The number of working mums hit a record high in the UK in 2019 with 75% of mums in paid work₁. Despite the increase of mums in work outside the home, they still handle the majority of unpaid work inside the home, including childcare. The struggle for working mums is real and rightly discussed at length.
But what about dads? Often they’re dismissed and stigmatised; considered not to be doing enough to support the gender balance debate. We take a look to see what’s happening for dads in their efforts to achieve a better work-life balance.
Dads are more hands-on with their children and around the home than ever before; 3% of dads admitted to never changing a nappy in 2018, compared to 43% in 1982₂.
Dads want to be more involved with their children; The Helping Dads Care Research Project found 85% of fathers “would do anything” to spend more time caring for their children₂. Fathers would also like to work flexibly just as much as mothers to fit around their commitments, 74% of fathers compared to 79% of mothers₃.
Despite the desire dads have to work flexibly and take more care of their children, the reality is very few do. Only 31% took parental leave last year₄, whilst 53% of self-employed fathers took no time off at all after their child arrived₅.
So what’s keeping dads from taking the time they want to be with their families?
More than half of fathers said financial concerns were the biggest reason they didn’t take more time away from paid work to care for their children₅.
Statutory paternity pay in the UK sitting at £148.68 per week or 90% average earnings, whichever is lower₅, many cannot afford to take time off to bond with their child and support their partner.

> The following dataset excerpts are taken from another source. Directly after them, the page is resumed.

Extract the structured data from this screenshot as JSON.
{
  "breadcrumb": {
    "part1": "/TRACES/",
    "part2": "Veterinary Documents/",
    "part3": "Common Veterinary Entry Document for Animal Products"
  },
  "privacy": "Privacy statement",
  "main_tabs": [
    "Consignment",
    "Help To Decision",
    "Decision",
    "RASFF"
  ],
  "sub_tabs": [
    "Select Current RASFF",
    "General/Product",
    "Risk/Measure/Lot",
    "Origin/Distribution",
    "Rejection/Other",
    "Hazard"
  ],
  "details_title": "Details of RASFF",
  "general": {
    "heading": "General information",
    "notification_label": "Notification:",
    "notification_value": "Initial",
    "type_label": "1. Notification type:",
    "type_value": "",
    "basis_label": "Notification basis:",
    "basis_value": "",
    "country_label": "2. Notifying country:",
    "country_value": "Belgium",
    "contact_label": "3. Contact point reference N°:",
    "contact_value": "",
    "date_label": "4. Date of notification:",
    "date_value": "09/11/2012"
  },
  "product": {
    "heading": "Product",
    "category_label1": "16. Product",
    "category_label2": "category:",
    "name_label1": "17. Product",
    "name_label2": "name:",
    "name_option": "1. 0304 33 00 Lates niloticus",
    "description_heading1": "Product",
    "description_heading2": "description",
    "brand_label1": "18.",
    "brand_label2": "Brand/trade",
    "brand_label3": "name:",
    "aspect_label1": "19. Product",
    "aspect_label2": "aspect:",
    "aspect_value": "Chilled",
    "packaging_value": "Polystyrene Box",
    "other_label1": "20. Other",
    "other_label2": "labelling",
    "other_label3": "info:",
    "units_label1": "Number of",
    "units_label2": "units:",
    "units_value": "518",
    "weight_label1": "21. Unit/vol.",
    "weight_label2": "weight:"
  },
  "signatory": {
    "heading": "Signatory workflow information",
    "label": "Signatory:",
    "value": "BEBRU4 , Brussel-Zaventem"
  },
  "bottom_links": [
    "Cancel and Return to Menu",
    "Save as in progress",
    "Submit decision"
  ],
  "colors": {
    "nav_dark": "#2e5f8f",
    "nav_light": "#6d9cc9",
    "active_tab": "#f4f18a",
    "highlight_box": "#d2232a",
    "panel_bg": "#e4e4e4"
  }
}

Statutory paternity pay is only two weeks long and the financial sacrifice of taking any more time off is too much for most families when both mother and father want to spend more time with their child.
The government’s introduction of shared parental leave (SPL) in 2015 has not made the positive impact it was designed to. Most probably because it too offers minimum statutory pay and has been shrouded with complexities that parents and employers have struggled to get their heads around. Consequently, only 2% of eligible couples have opted for SPL₆.
One standalone option has made a difference: In 2018 Aviva revolutionised its policy for parental leave by offering both men and women equal pay and leave. Employees can take six months off at full basic pay after the arrival of a child. The difference in uptake was significant; two-thirds of eligible fathers took the whole six months₅.
Men taking time off paid work to be fathers and supportive partners is still culturally unacceptable in the UK. Men are overtly or covertly discouraged from taking parental leave₁. Anecdotal evidence tells us that new fathers who immediately returned to work after their child arrived were congratulated, whilst those who took parental leave were considered ‘weird’₁.
A survey conducted by ‘Working Dads and Working Mums’, found 40% of fathers who asked for flexible work had their application denied, whilst 20% of fathers who had secured flexible work arrangements felt discriminated against₆.
The disparity of flexible work opportunities between fathers and mothers has been termed the ‘Fatherhood Forfeit’ ₇. Mothers applying for part-time positions are considered more favourably than fathers. Men are likely to be viewed more negatively, perhaps being thought of as not fulfilling their ‘breadwinner’ role, whilst mothers are praised for seeking a good work-life balance₇.
There remains an overwhelming expectation for mothers and fathers in UK society: 84% of fathers and 82% of mothers surveyed believed fathers should be the chief financial provider₁.
Attitudes about the role of women in the workplace have changed significantly over the past 30 years. Those same attitudes about fathers do not seem to have shifted at the same pace, and it’s hurting the whole family.
Supporting The Family
Allowing men through discussion and policy, to be involved in unpaid work at home is paramount to gender equality and personal wellbeing. It’s not enough for mothers to have equal opportunities in the workplace; fathers have to have equal opportunities to be at home too.
Fathers who are involved in their children’s lives say it is one of their most important sources of wellbeing and happiness₅. The statistics back it up, 56% of parents who equally share childcare report an above-average sense of wellbeing₃.
It’s time fathers make a breakthrough. Dads must start talking about their desire to be with their families, to normalise what so many fathers feel, but don’t say. Employers have to adopt more progressive policies and attitudes to champion gender equality in the workplace for fathers as well as mothers.
When mothers are considered equal in the workplace, and fathers are acknowledged equally within the home, we’ll have found a healthy balance.